More than 100 Israeli F16 and F15 jets were involved in the exercise
Iran has said it considers a military attack on its nuclear facilities by Israel as "impossible".
"Such audacity to embark on an assault against the... territorial integrity of our country is impossible," said spokesman Gholam Hoseyn Elham.
The statement follows reports in the US media that Israeli aerial manoeuvres over the eastern Mediterranean were a possible test-run for a strike on Iran.
Iran insists that its nuclear programme is for peaceful purposes.
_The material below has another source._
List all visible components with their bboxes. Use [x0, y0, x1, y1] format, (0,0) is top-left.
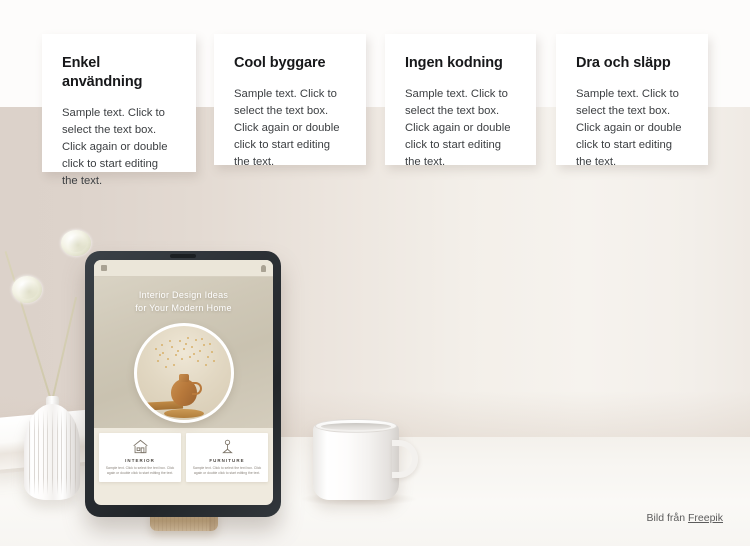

It has repeatedly rejected demands to halt enriching uranium, which can be used as fuel for power plants or material for weapons if refined to a greater degree.
The head of the UN's nuclear watchdog, Mohammed ElBaradei, meanwhile said an attack would put Iran on a "crash course" to building nuclear weapons and would turn the region "into a fireball".
He said he did not believe there was any "imminent risk" of proliferation by Iran given the current status of its nuclear programme.
In an interview with Al Arabiya television, Mr ElBaradei said that if any military action was taken against Iran he would find it impossible to continue as the head of the IAEA.
Iran's defiant message follows a report in the New York Times on Friday.
The newspaper cited US Pentagon officials as saying that the Israeli exercise - involving more than 100 Israeli fighter jets - was intended to demonstrate the seriousness of Israel's concern over Iran's nuclear activities, and its willingness to act unilaterally.
It said helicopters and refuelling tankers flew more than 1,400km (870 miles), roughly the distance between Israel and Iran's main uranium enrichment plant at Natanz.
The New York Times reported that Israeli officials declined to discuss the details of the exercise. The US state department would not comment on the Israeli exercise.
Offer on table
Iran is said to be considering an offer from six world powers of preliminary talks, which would be used to agree a framework for formal negotiations and incentives.
The talks are on the condition that Iran freeze its current levels of enrichment for six weeks in exchange for the powers putting a halt on their push for new sanctions.
EU foreign policy chief Javier Solana put forward the proposal - made by the five permanent members of the United Nations Security Council the US, China, Russia, France, Britain plus Germany - during talks in Tehran last week.
He said the six powers were ready to fully recognise Iran's right to have a civilian nuclear energy programme.